According to Milind Kulshreshtha, C4 (Command, Control, Communications, and Computers) expert, “During its interstellar course, a spacecraft takes various measurements and streams these down to the ground control for necessary navigation solutions. On the other hand, the ground control radios up a command sequence for various course corrections for the well-timed firing of small on-board attitude correction rockets, thereby, keeping the spacecraft on a pre-defined course. However, during landing on the lunar surface, once the Lander commences its descent, it is more or less in an autonomous navigation phase and is highly dependent on on-board sensors and instrumentation, and locally controls its liquid propulsion rockets.”

“Once decoupled from the Orbiter, a Lander commences its Powered Descent Orbit Insertion stage and while travelling in one direction, finds it difficult to manoeuvre or turn, especially under the influence of lunar gravity. Thus, Lander has to mainly rely on the gravity for any trajectory change though some smaller amount of correction is achievable through the small attitude rockets on-board. The soft landing is achieved when the underside main thruster rocket provides the hovering over the landing spot and eases the lander on to the lunar surface,” he explains.

As per ISRO’s designed feature of Vikram Lander, at an altitude of 30 km, an absolute navigation phase was designed to commence using measurements obtained from Ka-Band -1 altimeter, Laser Altimeter (LASA) and Land Position Detection Camera (LPDC). “The fine braking phase is mainly dependent on LASA inputs and during this Fine braking phase, the Lander Craft is to be in a vertical seating position with the Lander position detection camera scanning the moon surface so as to commence the hovering phase with only two engines firing. LASA, Ka Band-2 altimeter and Lander Horizontal velocity camera (LHVC) are highly active during this hovering. At 400 metre-targeting phase occurs with a parabolic trajectory. Here, LASA, Ka Band-2, LHVC and Lander Hazard Detection and Avoidance Camera (LHDC) feed real-time inputs to the navigation computers on-board to guide the Lander towards a soft-touch down. In the terminal phase, at 10 m altitude, the Central engine fires to achieve a soft touch down,” according to the C4 expert.

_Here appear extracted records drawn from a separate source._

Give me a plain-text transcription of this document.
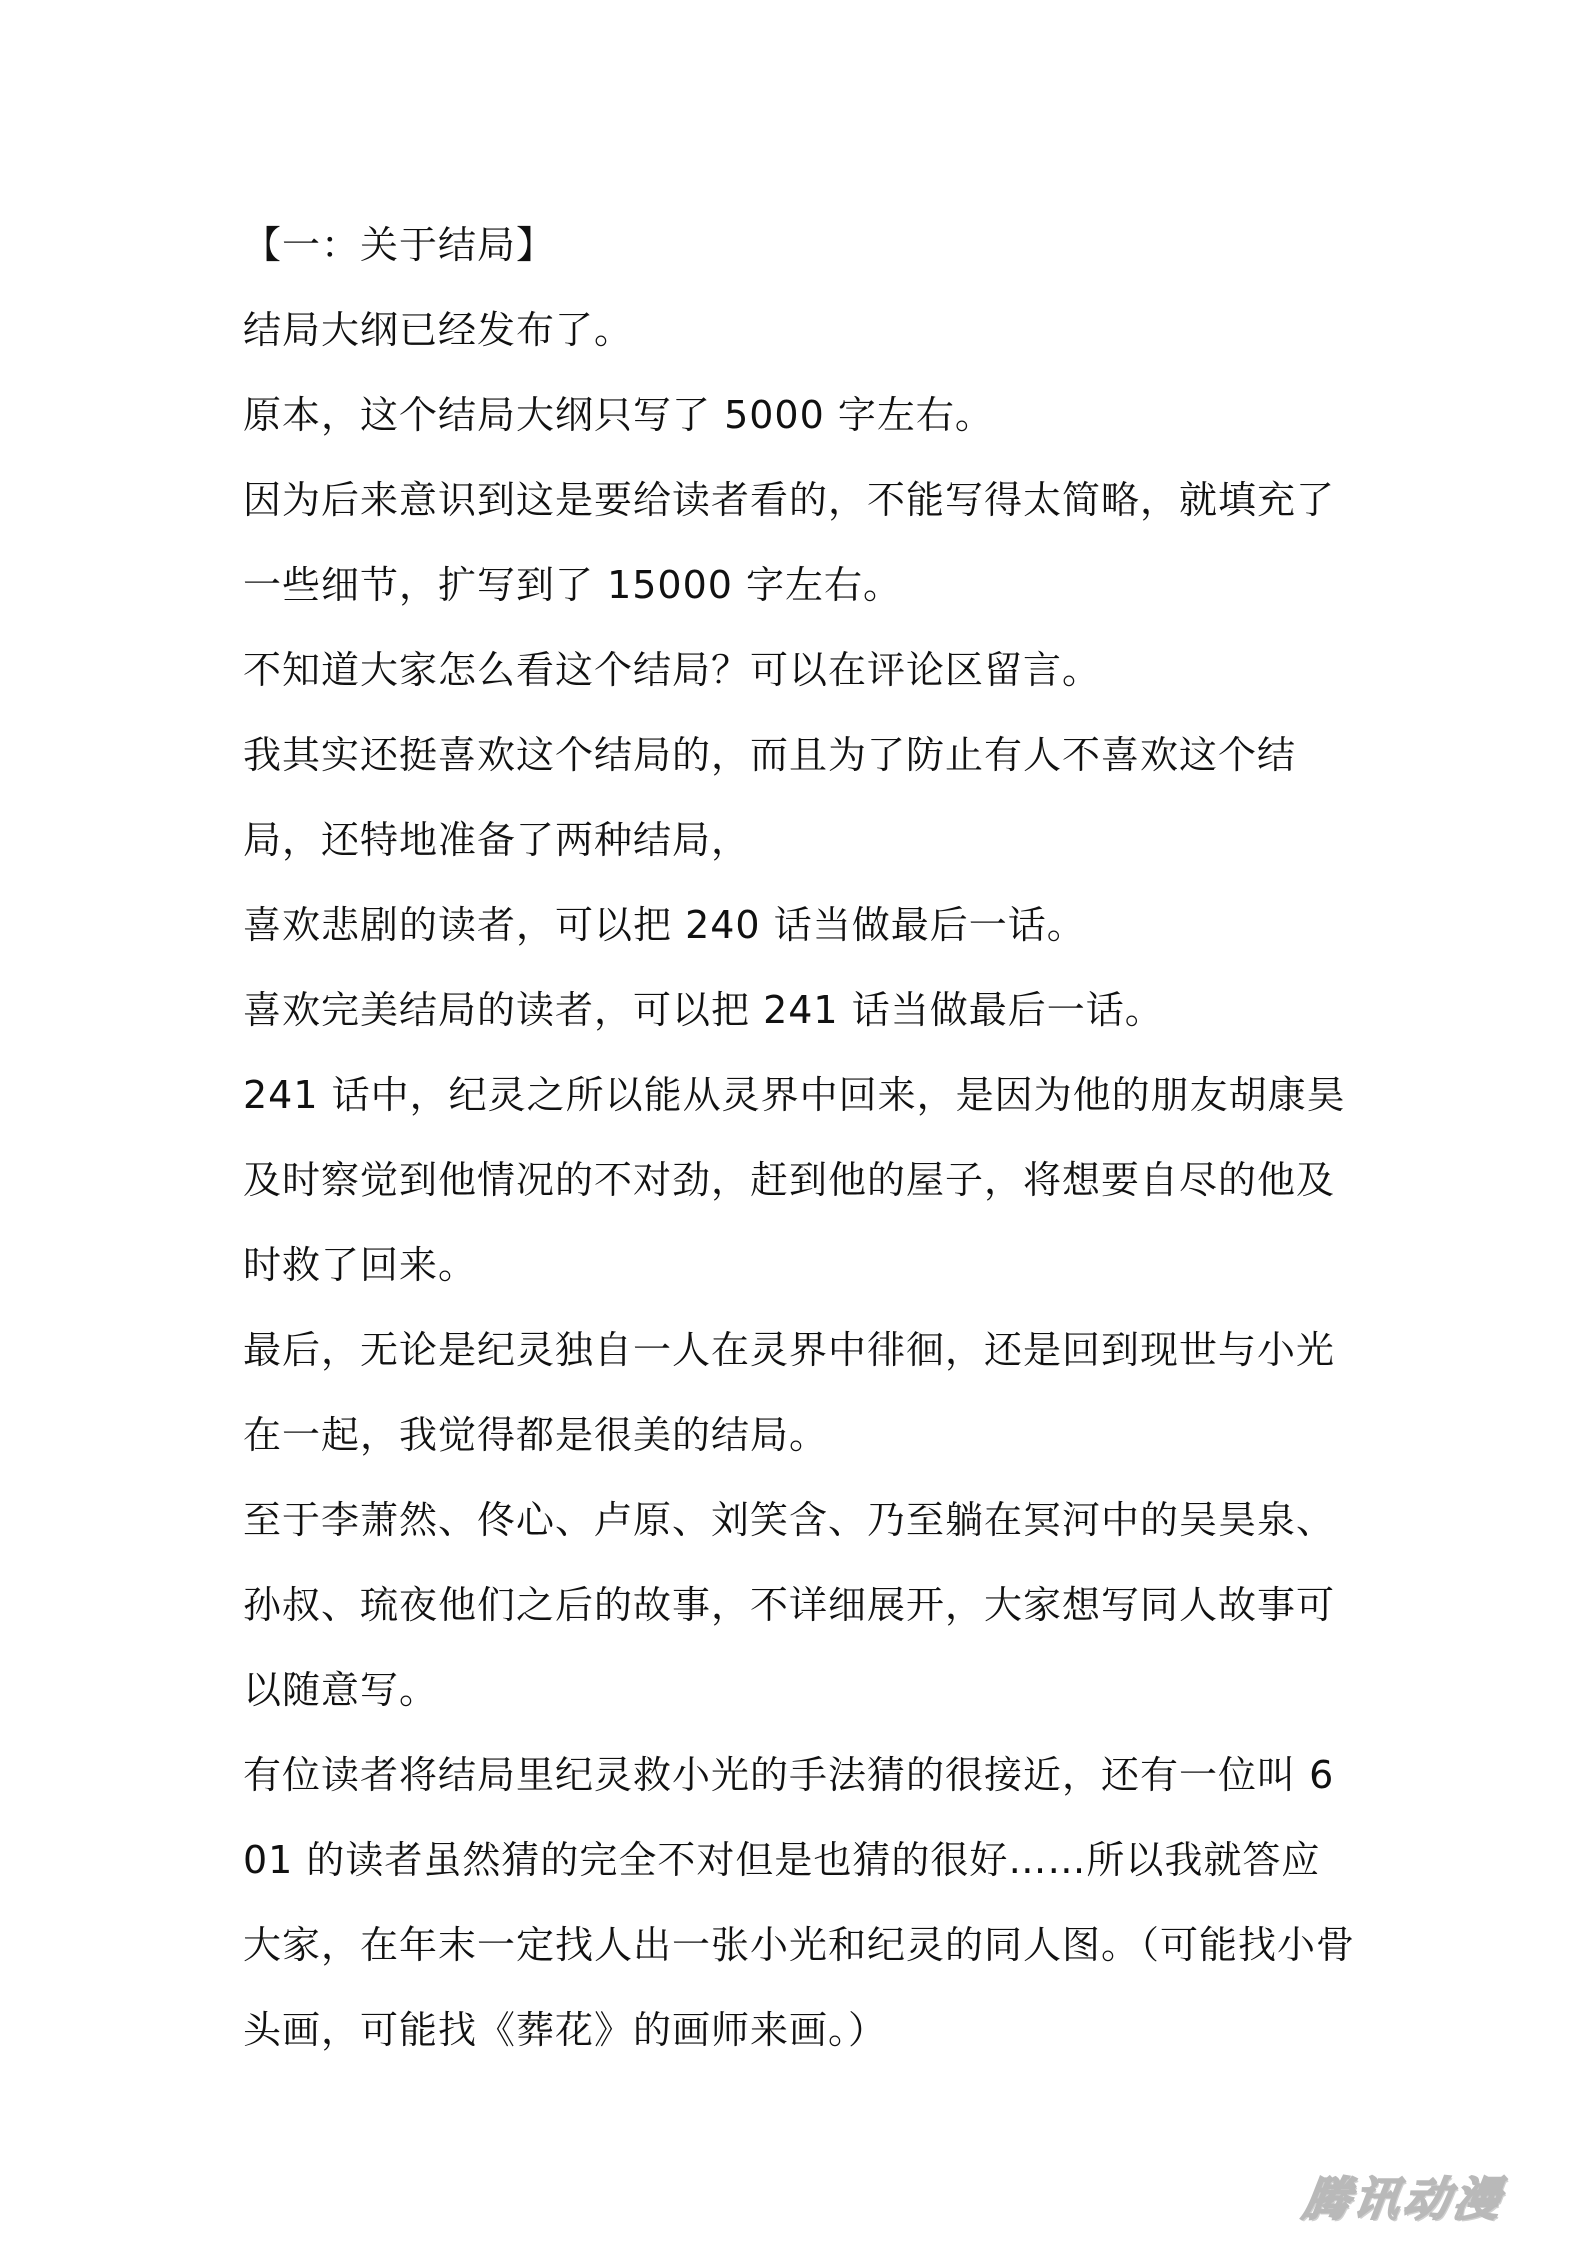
【一：关于结局】

结局大纲已经发布了。

原本，这个结局大纲只写了 5000 字左右。

因为后来意识到这是要给读者看的，不能写得太简略，就填充了一些细节，扩写到了 15000 字左右。

不知道大家怎么看这个结局？可以在评论区留言。

我其实还挺喜欢这个结局的，而且为了防止有人不喜欢这个结局，还特地准备了两种结局，

喜欢悲剧的读者，可以把 240 话当做最后一话。

喜欢完美结局的读者，可以把 241 话当做最后一话。

241 话中，纪灵之所以能从灵界中回来，是因为他的朋友胡康昊及时察觉到他情况的不对劲，赶到他的屋子，将想要自尽的他及时救了回来。

最后，无论是纪灵独自一人在灵界中徘徊，还是回到现世与小光在一起，我觉得都是很美的结局。

至于李萧然、佟心、卢原、刘笑含、乃至躺在冥河中的吴昊泉、孙叔、琉夜他们之后的故事，不详细展开，大家想写同人故事可以随意写。

有位读者将结局里纪灵救小光的手法猜的很接近，还有一位叫 601 的读者虽然猜的完全不对但是也猜的很好……所以我就答应大家，在年末一定找人出一张小光和纪灵的同人图。（可能找小骨头画，可能找《葬花》的画师来画。）

腾讯动漫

ISRO, in its true tradition, is most likely to take the complete Lander technology up by a few notches to create an advance lender, a more complex unit which is more in sync with its futuristic programmes like Gaganyaan mission of 2022. With Gaganyaan, India aims to be the fourth nation to launch a human space mission from its country and safely return the astronaut back to Earth. Further, ISRO plans to build a Space Station of its own. Keeping these activity timelines in mind, it may very well serve the cause that Vikram-2 of Chandrayaan-3 is a Lunar Lander with a decent stage and also, an ascent stage to launch itself back to Earth using the Lander Module (leaving the descent stage on Moon surface). “It may be exciting to imagine that this ascent stage returns back to Earth (with moon sample), while also assist in testing the crucial technology of space manoeuvring, undocking/docking in space and enhances the expertise on re-entry into Earth’s atmosphere,” says Kulshreshtha.

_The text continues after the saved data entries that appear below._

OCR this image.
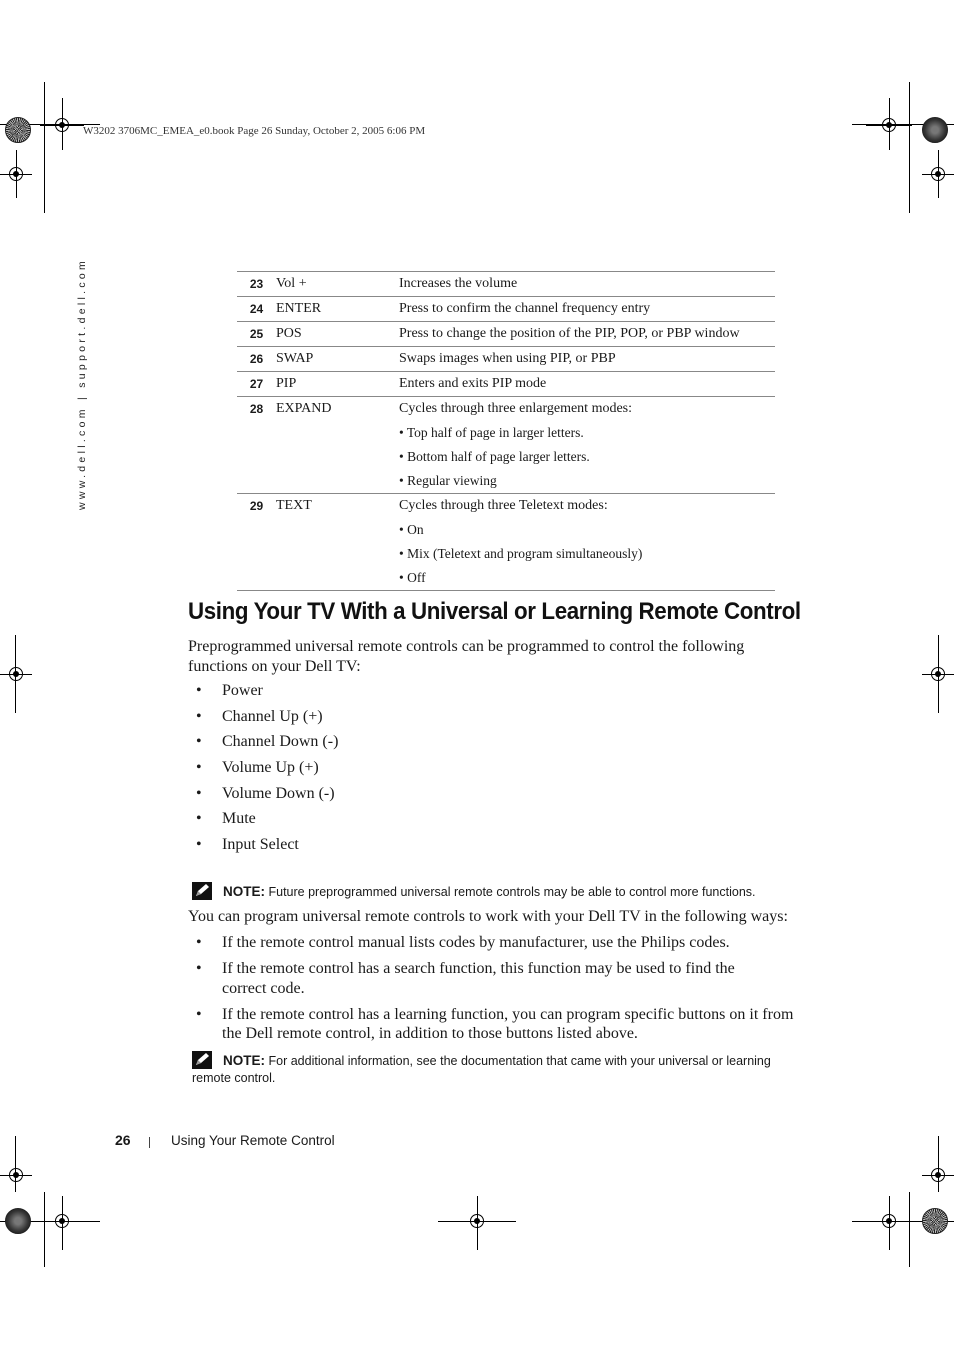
W3202 3706MC_EMEA_e0.book Page 26 Sunday, October 2, 2005 6:06 PM
www.dell.com | support.dell.com	23	Vol +	Increases the volume

24	ENTER	Press to confirm the channel frequency entry

25	POS	Press to change the position of the PIP, POP, or PBP window

26	SWAP	Swaps images when using PIP, or PBP

27	PIP	Enters and exits PIP mode

28	EXPAND	Cycles through three enlargement modes:
• Top half of page in larger letters.
• Bottom half of page larger letters.
• Regular viewing

29	TEXT	Cycles through three Teletext modes:
• On
• Mix (Teletext and program simultaneously)
• Off
Using Your TV With a Universal or Learning Remote Control

Preprogrammed universal remote controls can be programmed to control the following functions on your Dell TV:

• Power
• Channel Up (+)
• Channel Down (-)
• Volume Up (+)
• Volume Down (-)
• Mute
• Input Select
NOTE: Future preprogrammed universal remote controls may be able to control more functions.

You can program universal remote controls to work with your Dell TV in the following ways:

• If the remote control manual lists codes by manufacturer, use the Philips codes.
• If the remote control has a search function, this function may be used to find the correct code.
• If the remote control has a learning function, you can program specific buttons on it from the Dell remote control, in addition to those buttons listed above.
NOTE: For additional information, see the documentation that came with your universal or learning remote control.
26	Using Your Remote Control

More About Re-Entry Missions

The space agency has indicated the launch of two space missions with humanoids on board (to simulate the human functions), including testing of the improved and human-friendly Geosynchronous Satellite Launch Vehicle Mk III (GSLV Mk-III). The first humanoid mission launch is planned in 2020 itself. However, ISRO has only tested two re-entry missions out of 108 spacecraft missions were undertaken by it. The latest re-entry mission was CARE (Crew module Atmospheric Re-entry Experiment) in 2014 and previous was Space Capsule Recovery Experiment (SRE–1) in 2007.

In January’ 2007, ISRO launched Space Capsule Recovery Experiment (SRE–1) mission, which comprised of a 550 kg capsule to showcase the ability to conduct micro-gravity experiments on an orbiting platform. Along with the experiments, essential data and expertise were gained during the re-entry phase in navigation, guidance and control and hypersonic thermodynamic measurements. Also, the development of reusable thermal protection system (TPS), recovery through deceleration and technology for reusable vehicles was an a critical experience for ISRO.

In December’2014, the second re-entry mission was conducted successfully using the 3775 Kg Crew Module (CM) as payload in GSLV MK-III-X rocket under Crew module Atmospheric Re-entry Experiment (CARE) Mission. GSLV MK-III rocketed the CM up to designed 126 km height, following which the CARE separated from the Rocket’s upper stage and re-entered the atmosphere to land safely (with the help of parachutes) in the Andaman sea. The CARE mission lasted for about 24 minutes in all and was mainly focused on testing re-entry technologies like blunt-body re-entry thermodynamics and parachute deployment in a cluster configuration.